Naguib Mahfuz, el Nobel egipcio, escribió lo siguiente: “de las respuestas de cualquier persona puede uno intuir cuán astuta es, pero es necesario oír sus preguntas para determinar si es, o no, una persona sabia”.
¿Qué es la sabiduría? La definición más completa que conozco es una que ensaya Tom Lombardo, un estudioso del futuro. La define así: “Constituye la máxima expresión del desarrollo personal y de consciencia del futuro. Implica un entendimiento, enriquecido en el tiempo e impregnado por la curiosidad, respecto de los temas más trascendentes de la vida: todo aquello que resulta especialmente importante, ético o significativo; combinado con el deseo y la capacidad creativa para aplicar esta valiosa comprensión hacia el logro futuro de un mayor bienestar para uno mismo y otros”.
Si bien la sabiduría tiene una conexión obvia con el conocimiento acumulado en el pasado, el verdaderamente sabio, según esta definición, es aquel capaz de usar dicho conocimiento para el presente y el futuro. Un erudito que no sea curioso ni humilde y que tenga temor a lo novedoso y a lo desconocido terminará estancado en el camino a la sabiduría. La mente de un sabio suele estar abierta a la de otros. A Einstein le criticaban que desperdiciara su valioso tiempo como científico enseñando a tocar el violín a niños; él lo explicaba señalando que de ellos aprendía, muchas veces, a preguntar bien.

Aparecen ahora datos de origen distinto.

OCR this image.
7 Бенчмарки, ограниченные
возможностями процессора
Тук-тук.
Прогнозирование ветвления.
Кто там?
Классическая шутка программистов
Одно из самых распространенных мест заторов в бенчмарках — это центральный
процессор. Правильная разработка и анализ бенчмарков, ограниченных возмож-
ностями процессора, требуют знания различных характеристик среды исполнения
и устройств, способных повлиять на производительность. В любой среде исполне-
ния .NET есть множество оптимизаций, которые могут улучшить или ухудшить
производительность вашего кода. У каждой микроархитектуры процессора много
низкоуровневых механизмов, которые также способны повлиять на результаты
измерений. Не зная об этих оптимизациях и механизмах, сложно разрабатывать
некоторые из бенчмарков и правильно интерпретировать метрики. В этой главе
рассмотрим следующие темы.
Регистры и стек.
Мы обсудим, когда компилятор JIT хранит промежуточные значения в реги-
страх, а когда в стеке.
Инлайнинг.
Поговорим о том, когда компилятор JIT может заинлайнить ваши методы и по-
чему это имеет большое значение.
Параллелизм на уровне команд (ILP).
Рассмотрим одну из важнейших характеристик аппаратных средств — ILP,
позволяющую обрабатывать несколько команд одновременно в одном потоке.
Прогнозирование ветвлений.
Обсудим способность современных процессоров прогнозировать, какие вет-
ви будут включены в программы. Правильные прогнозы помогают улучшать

La comprensión interiorizada del mundo contemporáneo -de sus tendencias, desafíos y oportunidades concretas- constituye un requisito esencial de la sabiduría. Repetir las ideas o soluciones de otros resulta, en el mejor de los casos, una sabiduría de segunda mano.
El futuro -de las empresas, de las instituciones y de la sociedad- va a resultar muy cambiante y estará lleno de sorpresas, de creatividad, de cambios tecnológicos muy disruptivos. Su manejo adecuado no sólo requiere de respuestas eficaces, también son muy necesarias las preguntas iluminadoras.